My breath is visible in the early morning, body is stiff and cold from the night. I get my blood moving by heading out along a new, unknown trail. The changing of the leaves on this fall equinox weekend is sublime.
Abandoned camper vans are the only signs of humans, their passengers either still sleeping inside or up in the mountains camping. I silently pass and continue along the sandy trail. The only other signs of life are cottontail rabbits scurrying the path and vultures circling overhead.
I find the Sand Pit, an open area at the base of the Great Dunes. I meditate and stretch muscles as a family of deer pass by.
The trail forks and heads up the mountainside. Shuffling my feet, the journey goes on in this special place. Mixed in with the changing leaves are plants looking like white haired old women, the soft wind blowing their hair off their stem, the seeds floating up into the sky.

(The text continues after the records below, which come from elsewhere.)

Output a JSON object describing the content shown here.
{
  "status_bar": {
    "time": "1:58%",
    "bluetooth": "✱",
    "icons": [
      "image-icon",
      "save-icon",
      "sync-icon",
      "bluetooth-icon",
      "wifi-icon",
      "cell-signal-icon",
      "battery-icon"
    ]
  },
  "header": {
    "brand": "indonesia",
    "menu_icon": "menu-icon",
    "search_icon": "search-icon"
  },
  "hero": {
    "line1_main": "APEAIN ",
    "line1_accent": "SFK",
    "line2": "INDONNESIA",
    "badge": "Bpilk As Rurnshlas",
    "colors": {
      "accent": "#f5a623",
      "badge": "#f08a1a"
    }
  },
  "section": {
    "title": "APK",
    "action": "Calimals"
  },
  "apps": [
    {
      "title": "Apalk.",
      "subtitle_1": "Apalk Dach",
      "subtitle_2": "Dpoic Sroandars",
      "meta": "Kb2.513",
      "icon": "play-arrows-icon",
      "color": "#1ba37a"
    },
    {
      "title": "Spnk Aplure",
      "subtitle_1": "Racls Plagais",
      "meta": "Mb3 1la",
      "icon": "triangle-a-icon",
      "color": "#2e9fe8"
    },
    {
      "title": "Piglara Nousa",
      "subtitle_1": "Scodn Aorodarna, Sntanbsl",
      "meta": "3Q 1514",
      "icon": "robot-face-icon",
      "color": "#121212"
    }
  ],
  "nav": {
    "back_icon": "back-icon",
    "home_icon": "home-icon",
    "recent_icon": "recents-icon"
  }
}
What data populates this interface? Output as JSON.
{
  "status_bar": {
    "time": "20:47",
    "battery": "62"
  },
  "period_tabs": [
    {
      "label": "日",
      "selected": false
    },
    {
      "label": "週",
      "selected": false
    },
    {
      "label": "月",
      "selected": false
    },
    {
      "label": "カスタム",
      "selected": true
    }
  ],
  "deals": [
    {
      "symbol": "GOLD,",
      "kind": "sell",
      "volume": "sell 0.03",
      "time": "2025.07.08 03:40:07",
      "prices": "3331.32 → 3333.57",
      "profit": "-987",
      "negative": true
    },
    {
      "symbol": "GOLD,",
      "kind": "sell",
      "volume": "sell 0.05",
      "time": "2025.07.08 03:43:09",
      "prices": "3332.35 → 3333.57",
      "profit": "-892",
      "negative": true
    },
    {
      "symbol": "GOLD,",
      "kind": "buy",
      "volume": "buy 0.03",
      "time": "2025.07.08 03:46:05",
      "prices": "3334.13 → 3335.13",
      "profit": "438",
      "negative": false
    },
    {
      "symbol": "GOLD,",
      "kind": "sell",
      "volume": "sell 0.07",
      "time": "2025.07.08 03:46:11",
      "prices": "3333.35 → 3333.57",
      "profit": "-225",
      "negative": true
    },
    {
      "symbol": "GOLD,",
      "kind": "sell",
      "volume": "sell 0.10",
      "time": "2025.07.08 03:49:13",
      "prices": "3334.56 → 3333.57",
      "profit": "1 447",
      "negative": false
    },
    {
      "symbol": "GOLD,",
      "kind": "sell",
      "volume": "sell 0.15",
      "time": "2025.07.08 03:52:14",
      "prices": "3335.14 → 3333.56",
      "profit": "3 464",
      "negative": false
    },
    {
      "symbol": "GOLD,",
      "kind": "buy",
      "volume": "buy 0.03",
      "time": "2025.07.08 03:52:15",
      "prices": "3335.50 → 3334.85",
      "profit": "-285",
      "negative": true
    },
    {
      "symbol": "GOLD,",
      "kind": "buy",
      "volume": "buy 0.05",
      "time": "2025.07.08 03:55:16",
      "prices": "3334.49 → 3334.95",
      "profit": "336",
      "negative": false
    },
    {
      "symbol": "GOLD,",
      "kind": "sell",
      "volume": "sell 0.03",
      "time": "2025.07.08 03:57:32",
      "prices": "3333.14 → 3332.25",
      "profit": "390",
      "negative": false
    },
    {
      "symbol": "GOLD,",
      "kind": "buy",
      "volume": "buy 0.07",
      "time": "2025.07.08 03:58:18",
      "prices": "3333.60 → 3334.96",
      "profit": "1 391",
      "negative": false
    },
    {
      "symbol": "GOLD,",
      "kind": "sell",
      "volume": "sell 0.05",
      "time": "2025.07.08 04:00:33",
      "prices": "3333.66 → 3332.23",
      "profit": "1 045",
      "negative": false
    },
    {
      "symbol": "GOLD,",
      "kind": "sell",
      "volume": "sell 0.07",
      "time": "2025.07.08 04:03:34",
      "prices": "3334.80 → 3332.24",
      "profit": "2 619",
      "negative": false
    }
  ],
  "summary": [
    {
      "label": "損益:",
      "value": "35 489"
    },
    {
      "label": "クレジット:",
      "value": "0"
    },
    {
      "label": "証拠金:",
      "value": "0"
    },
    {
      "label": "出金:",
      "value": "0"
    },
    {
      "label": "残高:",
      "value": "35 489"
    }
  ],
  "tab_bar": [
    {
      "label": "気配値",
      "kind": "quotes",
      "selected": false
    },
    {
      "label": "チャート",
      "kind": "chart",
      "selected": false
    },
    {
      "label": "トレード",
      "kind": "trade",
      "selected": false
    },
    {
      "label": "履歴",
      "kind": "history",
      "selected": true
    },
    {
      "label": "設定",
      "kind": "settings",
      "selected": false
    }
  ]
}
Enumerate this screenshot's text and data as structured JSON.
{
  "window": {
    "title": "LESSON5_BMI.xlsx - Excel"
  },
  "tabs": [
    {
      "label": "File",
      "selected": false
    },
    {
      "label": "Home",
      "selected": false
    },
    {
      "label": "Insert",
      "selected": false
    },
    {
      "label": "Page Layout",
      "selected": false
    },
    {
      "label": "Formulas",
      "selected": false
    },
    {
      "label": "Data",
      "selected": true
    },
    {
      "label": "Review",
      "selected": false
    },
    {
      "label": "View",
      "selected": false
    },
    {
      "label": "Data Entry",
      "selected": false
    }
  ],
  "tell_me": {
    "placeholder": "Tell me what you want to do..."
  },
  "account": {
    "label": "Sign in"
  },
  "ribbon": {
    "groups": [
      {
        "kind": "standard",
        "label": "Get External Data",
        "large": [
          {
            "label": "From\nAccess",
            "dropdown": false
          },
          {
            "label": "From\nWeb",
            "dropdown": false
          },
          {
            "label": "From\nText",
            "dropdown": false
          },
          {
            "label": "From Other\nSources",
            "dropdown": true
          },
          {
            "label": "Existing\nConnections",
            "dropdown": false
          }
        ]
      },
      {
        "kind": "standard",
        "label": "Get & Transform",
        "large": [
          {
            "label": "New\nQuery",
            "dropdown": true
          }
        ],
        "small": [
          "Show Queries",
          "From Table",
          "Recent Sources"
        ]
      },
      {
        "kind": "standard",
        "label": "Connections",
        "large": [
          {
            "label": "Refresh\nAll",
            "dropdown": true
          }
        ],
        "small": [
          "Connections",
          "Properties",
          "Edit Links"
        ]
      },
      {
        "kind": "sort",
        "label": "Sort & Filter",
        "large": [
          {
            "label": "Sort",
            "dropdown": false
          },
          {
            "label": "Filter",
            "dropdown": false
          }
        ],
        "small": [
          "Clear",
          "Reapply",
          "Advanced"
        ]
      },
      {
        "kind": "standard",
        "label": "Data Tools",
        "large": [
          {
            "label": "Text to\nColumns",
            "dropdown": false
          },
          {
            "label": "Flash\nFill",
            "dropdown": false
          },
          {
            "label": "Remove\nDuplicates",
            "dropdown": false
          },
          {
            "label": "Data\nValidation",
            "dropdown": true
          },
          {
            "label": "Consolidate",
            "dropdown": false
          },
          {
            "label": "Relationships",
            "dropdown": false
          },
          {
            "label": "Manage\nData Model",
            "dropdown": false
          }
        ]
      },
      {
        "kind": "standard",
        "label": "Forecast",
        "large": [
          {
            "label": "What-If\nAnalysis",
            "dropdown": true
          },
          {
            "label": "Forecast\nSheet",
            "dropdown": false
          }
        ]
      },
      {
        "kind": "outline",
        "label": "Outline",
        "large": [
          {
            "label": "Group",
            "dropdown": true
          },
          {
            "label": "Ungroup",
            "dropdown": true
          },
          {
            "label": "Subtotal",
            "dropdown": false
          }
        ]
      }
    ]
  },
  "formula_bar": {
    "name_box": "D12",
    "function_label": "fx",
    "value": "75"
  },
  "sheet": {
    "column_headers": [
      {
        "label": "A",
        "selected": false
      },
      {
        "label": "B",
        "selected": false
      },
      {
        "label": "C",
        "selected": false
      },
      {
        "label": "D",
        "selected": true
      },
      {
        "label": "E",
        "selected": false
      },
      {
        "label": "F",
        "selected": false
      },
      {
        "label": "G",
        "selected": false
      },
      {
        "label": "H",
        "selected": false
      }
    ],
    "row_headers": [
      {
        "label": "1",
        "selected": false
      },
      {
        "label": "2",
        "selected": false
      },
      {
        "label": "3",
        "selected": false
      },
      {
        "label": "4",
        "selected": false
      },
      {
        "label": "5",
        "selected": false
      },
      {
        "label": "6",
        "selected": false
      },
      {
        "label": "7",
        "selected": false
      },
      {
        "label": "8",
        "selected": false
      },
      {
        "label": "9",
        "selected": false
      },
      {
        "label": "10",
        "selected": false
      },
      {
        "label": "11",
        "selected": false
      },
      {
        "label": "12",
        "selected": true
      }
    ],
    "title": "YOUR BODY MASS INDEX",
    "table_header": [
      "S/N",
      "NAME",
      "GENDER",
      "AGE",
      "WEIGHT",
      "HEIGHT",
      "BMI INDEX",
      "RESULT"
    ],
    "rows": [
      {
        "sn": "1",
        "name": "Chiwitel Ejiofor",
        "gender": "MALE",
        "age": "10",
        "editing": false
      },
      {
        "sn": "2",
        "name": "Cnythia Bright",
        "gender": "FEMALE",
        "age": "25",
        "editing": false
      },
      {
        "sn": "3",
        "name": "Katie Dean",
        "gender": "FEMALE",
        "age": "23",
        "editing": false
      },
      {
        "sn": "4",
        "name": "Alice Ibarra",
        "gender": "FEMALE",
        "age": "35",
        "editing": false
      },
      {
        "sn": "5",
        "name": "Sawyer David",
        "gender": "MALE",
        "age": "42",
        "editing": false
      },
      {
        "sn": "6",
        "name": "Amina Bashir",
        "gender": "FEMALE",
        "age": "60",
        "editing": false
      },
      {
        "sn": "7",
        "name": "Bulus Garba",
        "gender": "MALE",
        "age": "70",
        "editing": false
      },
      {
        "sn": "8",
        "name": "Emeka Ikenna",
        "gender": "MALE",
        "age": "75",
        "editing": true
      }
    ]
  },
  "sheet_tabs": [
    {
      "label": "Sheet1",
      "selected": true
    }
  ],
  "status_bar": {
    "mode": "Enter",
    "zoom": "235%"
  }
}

The sand is everywhere, between toes, stuck to each hair on my body, in my teeth. I head up to Zapata Falls in hopes of washing away the grit. The trail is nothing but smooth stone. I hear the water before I see the creek, but no waterfall.
Then, to my right, is a cable attached to the rock wall leading up the canyon. Time to get wet….
Holding on tightly, I precariously make my way along the slippery stones up the river. At the final turn, I see the falls before me in the small rocky cave.
The sand gently falls back to the earth from the waterfalls spray.